Similarly, when we lie down to sleep or just sit in a chair and watch the sun go down. We may not think we are doing anything but our body is recovering. We are being restored physically whilst we rest. That is why sportsmen sleep a lot – because their body needs loads of recovery time. Also whilst asleep our brain is going back over the recent hours and sorting it out – what do we need to remember, what can we forget (a bit like a defrag if you are a computer person)?
 

2 Corinthians 4:16

Therefore we do not lose heart. Though outwardly we are wasting away, yet inwardly we are being renewed day by day.
 
This is a call to look after yourself. Although they are “wasting away” we need to care for our physical body. One day we will be given new bodies but until then we should look after them as much as possible. And a most imnportant way of doing so is to sleep.
 
Do you remember what I said about the strong theme in 2 Corinthians about power in weakness, life in death? Paul is urging us to allow God to renew us although we are in a body that is “wasting away”.
 
Note two things about this phrase:
 
Firstly: to renew is not just like replacing a worn out tire. It is about an ever-increasing renewal. He is pointing us forward (you can see it in the next verse where he talks about the future eternal glory) to the time when we will stand complete and whole before our creator and Lord. Our inner person is growing and is full of life and is being renewed. This is something that happens daily.

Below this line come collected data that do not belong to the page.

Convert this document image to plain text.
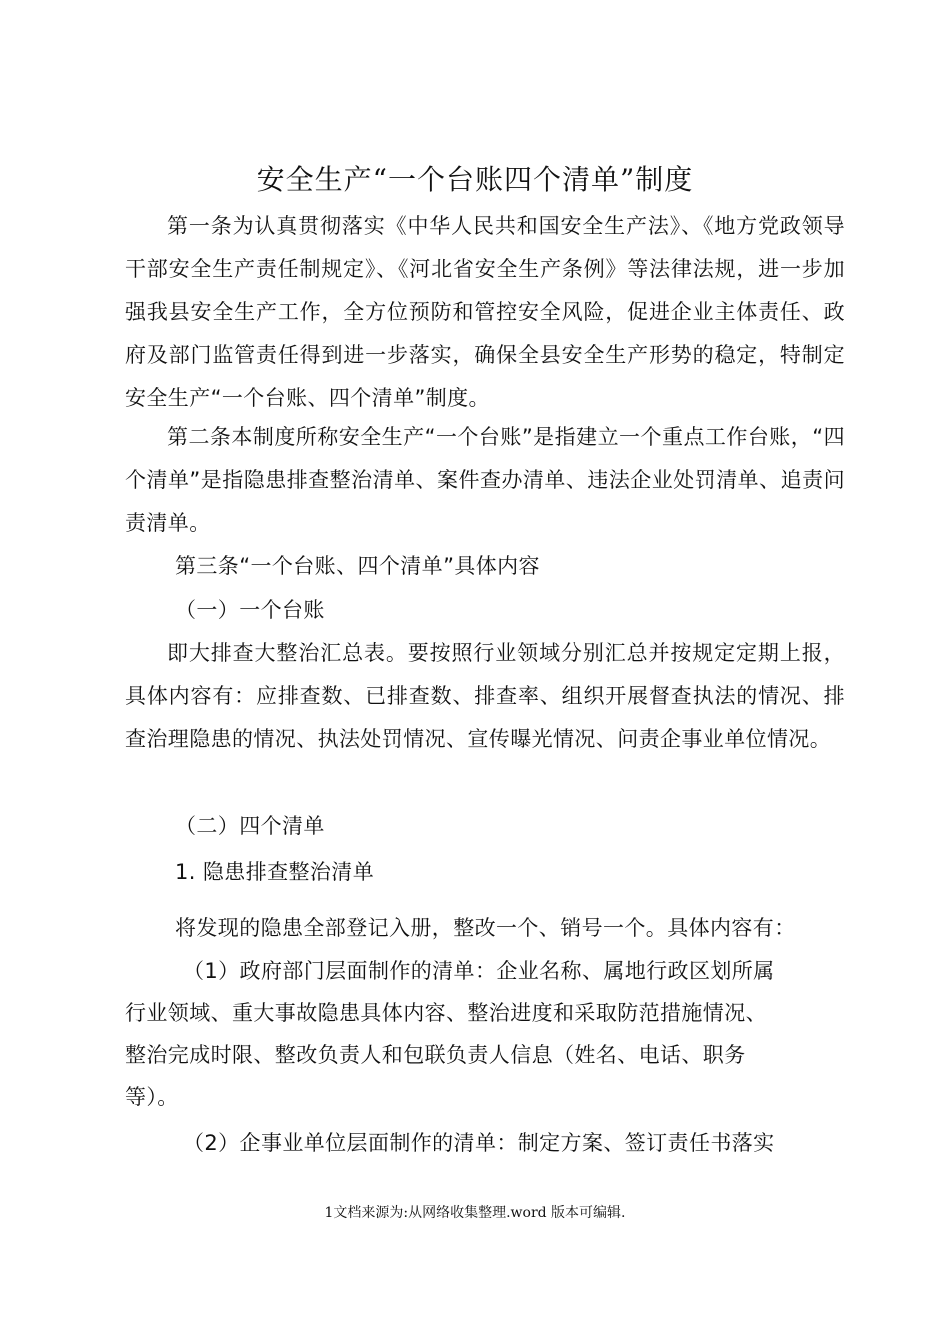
安全生产“一个台账四个清单”制度

第一条为认真贯彻落实《中华人民共和国安全生产法》、《地方党政领导干部安全生产责任制规定》、《河北省安全生产条例》等法律法规，进一步加强我县安全生产工作，全方位预防和管控安全风险，促进企业主体责任、政府及部门监管责任得到进一步落实，确保全县安全生产形势的稳定，特制定安全生产“一个台账、四个清单”制度。

第二条本制度所称安全生产“一个台账”是指建立一个重点工作台账，“四个清单”是指隐患排查整治清单、案件查办清单、违法企业处罚清单、追责问责清单。

第三条“一个台账、四个清单”具体内容
（一）一个台账

即大排查大整治汇总表。要按照行业领域分别汇总并按规定定期上报，具体内容有：应排查数、已排查数、排查率、组织开展督查执法的情况、排查治理隐患的情况、执法处罚情况、宣传曝光情况、问责企事业单位情况。

（二）四个清单
1. 隐患排查整治清单
将发现的隐患全部登记入册，整改一个、销号一个。具体内容有：
（1）政府部门层面制作的清单：企业名称、属地行政区划所属
行业领域、重大事故隐患具体内容、整治进度和采取防范措施情况、
整治完成时限、整改负责人和包联负责人信息（姓名、电话、职务
等）。
（2）企事业单位层面制作的清单：制定方案、签订责任书落实
1文档来源为:从网络收集整理.word 版本可编辑.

Secondly: there is a routine and rhythm to growing a spiritual life which starts at the daily level and works upward to weekly and annually and so on. Sleep is actually part of this but so is our devotional life, what Spurgeon called the “culture of the inner person”. Although what we do as a community of faith helps, at the end of the day you are responsible for your life. God gives you what you need and you should feed and care for this part of your person every day.
 

CORPORATE ACTION

When Alison and I first planted this Vineyard we wanted to try and avoid being a church of meetings as much as possible. Some years later we now find that we have a full diary and a full programme of things going on. On the one hand very exciting, on the other hand exhausting and perhaps distracting from our purpose and vision.
 
So I would like to re-state some of principles which are important for us and which may help ensure that being part of this Vineyard does not add to your stress levels and take you out of your God given boundaries.
 
You can read these in another paper called “Reinforcing rest”.
 
What I am saying is that although, as we grow, there will be lots going on and often several things going on at once, you don’t have to do them all. You don’t have to come to weekly worship each week – unless you think that is right for you.
 
You are responsible for both: for your jar of clay and for attending to the “inner person”, the life of Christ within. You are responsible for being renewed day by day. You are responsible for looking after yourself. God loves you and doesn’t need you to drive yourself hard to impress him or to join him any earlier than necessary. So relax and get some sleep!